There's a small mistake in the article:
All that this PTS module needs to know is the starting and end points that return a different state, an accessible repository (Git, currently) to be tested to be tested,
... Or get a battery-backed SATA controller, like 3Ware's RAID cards.
Although as others have said, it's the write cache in the disk that's the problem so only hard power-loss can cause the corruption that this change prevents. If you have a UPS, you can run with nobarrier. Linux crashing won't stop the disk from performing the buffered writes. (at least AFAIK. Is that true even if the crash causes a machine reset? i.e. on typical x86 hardware, does the system reset signal do anything that could flush the write buffer in a SATA hard drive?)

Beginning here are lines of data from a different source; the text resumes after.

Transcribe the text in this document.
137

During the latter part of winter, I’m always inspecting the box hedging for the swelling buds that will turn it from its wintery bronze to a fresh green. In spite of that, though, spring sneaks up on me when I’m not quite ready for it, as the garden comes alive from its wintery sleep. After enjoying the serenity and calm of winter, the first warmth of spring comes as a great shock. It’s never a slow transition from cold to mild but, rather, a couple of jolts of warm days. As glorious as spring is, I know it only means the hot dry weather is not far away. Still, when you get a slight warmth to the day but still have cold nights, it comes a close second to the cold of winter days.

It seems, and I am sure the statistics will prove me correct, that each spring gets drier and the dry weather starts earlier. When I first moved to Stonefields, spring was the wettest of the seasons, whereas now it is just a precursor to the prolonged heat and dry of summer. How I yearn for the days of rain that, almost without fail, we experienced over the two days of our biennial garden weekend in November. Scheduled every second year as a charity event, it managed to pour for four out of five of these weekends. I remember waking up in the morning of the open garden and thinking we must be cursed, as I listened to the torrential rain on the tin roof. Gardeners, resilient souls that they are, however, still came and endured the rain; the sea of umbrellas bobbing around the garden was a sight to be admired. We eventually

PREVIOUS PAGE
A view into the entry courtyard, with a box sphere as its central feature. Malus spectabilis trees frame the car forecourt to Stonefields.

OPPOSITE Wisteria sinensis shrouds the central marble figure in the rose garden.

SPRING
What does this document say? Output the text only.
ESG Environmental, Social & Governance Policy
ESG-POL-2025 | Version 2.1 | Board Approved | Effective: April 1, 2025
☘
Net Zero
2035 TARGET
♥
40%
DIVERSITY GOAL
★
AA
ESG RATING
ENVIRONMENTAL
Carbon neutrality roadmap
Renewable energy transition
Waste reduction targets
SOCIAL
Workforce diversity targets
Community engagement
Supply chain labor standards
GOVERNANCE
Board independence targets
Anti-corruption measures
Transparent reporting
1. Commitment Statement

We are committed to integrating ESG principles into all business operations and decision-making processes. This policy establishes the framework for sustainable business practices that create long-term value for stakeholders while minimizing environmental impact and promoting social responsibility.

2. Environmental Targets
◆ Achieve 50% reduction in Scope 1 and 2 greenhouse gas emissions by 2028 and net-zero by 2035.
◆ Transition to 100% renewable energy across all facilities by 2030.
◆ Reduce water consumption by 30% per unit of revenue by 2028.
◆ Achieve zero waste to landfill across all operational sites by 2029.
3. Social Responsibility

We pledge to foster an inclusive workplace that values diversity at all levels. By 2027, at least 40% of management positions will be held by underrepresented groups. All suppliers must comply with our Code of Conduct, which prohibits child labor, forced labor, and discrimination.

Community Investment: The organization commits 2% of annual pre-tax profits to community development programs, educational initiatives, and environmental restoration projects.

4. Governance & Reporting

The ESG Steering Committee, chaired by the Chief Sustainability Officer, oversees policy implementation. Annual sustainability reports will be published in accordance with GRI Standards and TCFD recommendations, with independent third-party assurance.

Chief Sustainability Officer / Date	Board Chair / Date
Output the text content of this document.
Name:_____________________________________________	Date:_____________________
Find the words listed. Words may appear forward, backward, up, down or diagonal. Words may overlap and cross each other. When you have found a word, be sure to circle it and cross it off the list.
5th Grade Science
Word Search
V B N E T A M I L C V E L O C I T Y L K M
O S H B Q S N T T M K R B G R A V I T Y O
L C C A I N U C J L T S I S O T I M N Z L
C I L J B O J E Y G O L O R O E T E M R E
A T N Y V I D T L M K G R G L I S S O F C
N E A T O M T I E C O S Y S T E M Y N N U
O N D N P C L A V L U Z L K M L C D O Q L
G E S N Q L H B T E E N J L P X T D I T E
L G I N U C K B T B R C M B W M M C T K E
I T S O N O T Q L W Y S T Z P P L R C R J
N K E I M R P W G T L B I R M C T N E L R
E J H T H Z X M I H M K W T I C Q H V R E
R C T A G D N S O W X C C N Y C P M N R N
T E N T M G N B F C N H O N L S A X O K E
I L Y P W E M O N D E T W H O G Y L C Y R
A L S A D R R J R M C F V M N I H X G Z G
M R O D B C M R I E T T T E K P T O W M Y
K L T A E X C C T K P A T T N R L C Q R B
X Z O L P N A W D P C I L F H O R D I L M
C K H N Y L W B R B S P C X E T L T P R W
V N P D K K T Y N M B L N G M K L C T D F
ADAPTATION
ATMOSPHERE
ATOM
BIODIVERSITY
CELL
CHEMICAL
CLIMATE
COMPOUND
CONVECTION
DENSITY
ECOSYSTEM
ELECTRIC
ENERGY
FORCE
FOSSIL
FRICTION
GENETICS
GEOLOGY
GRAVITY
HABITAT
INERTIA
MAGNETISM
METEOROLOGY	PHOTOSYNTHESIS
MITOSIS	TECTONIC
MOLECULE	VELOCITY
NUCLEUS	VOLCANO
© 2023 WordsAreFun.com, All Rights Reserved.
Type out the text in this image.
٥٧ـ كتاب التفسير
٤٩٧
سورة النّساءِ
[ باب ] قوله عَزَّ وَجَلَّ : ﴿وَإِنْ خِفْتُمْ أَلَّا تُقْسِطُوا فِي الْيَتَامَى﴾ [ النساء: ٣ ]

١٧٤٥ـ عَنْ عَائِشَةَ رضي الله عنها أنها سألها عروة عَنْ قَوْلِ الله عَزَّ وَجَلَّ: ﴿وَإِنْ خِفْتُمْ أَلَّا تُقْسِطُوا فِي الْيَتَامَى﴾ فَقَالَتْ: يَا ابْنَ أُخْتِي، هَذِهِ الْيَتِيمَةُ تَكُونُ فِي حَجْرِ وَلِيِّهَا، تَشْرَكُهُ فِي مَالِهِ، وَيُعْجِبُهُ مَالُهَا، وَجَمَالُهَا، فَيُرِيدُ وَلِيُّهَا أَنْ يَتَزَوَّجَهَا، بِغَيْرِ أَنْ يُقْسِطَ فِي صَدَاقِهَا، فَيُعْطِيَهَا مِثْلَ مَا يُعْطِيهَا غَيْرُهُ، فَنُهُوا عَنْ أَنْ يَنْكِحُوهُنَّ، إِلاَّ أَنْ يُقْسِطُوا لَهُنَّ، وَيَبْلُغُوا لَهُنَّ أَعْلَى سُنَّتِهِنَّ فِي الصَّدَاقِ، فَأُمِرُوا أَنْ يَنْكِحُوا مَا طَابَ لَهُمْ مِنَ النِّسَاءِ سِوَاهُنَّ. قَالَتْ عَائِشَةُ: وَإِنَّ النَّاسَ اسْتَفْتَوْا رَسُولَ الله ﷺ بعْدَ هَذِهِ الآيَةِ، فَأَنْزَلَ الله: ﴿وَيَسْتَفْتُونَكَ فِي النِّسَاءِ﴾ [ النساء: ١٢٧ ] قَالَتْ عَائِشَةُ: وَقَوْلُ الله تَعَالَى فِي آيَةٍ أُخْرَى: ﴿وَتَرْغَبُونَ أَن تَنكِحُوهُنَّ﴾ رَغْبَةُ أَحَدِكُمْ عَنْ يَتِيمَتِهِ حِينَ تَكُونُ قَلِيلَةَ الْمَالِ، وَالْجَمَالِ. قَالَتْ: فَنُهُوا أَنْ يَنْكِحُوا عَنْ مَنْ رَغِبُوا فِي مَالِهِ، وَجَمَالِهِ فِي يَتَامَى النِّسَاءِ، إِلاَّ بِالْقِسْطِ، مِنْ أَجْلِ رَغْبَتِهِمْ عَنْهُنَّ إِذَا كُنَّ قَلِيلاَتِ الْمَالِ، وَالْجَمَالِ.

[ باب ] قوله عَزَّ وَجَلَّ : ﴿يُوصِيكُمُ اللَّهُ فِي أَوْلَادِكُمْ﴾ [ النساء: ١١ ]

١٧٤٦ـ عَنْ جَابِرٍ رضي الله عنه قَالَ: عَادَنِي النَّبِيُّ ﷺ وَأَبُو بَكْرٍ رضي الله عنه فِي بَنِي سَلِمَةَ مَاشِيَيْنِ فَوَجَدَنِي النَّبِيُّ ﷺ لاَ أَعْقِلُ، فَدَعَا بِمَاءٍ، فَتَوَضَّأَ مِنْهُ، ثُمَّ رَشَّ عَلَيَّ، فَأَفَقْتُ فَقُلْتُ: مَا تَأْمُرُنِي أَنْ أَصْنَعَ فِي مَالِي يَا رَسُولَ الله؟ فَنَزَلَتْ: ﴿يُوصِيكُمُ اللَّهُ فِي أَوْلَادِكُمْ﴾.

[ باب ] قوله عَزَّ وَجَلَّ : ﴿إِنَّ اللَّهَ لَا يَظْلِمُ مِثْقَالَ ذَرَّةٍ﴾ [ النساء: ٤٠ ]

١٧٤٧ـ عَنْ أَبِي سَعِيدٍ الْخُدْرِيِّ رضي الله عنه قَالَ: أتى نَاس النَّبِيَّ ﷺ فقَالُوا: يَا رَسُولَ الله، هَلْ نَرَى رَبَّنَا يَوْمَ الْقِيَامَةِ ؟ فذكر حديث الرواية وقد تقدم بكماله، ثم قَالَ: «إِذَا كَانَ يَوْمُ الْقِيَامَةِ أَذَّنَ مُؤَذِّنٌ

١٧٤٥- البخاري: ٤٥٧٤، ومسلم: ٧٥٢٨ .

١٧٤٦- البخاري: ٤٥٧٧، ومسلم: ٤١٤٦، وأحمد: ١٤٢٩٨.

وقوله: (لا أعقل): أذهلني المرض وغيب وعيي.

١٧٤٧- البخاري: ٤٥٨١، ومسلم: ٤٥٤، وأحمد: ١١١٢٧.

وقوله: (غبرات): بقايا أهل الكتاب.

If Linux just locks up and stops sending SATA commands, you're fine, because the disk will finish processing its queue.
unless you mount the partition with the sync option it is not safe to run without barriers even with a UPS.
if te kernel goes haywire it may just stop sending commands, or it may lock up the SATA bus (or send garbage to the drive)
but you are absolutly right that if you want good database performance you need battery backed cache, a 7200 rpm drive can only do ~160 seperate writes/sec, anytime you get numbers much higher than that you are seeing buffering take place, and if you don't have a battery on that buffer it means that a power failure could end up with things written in the wrong order, which may not be recoverable.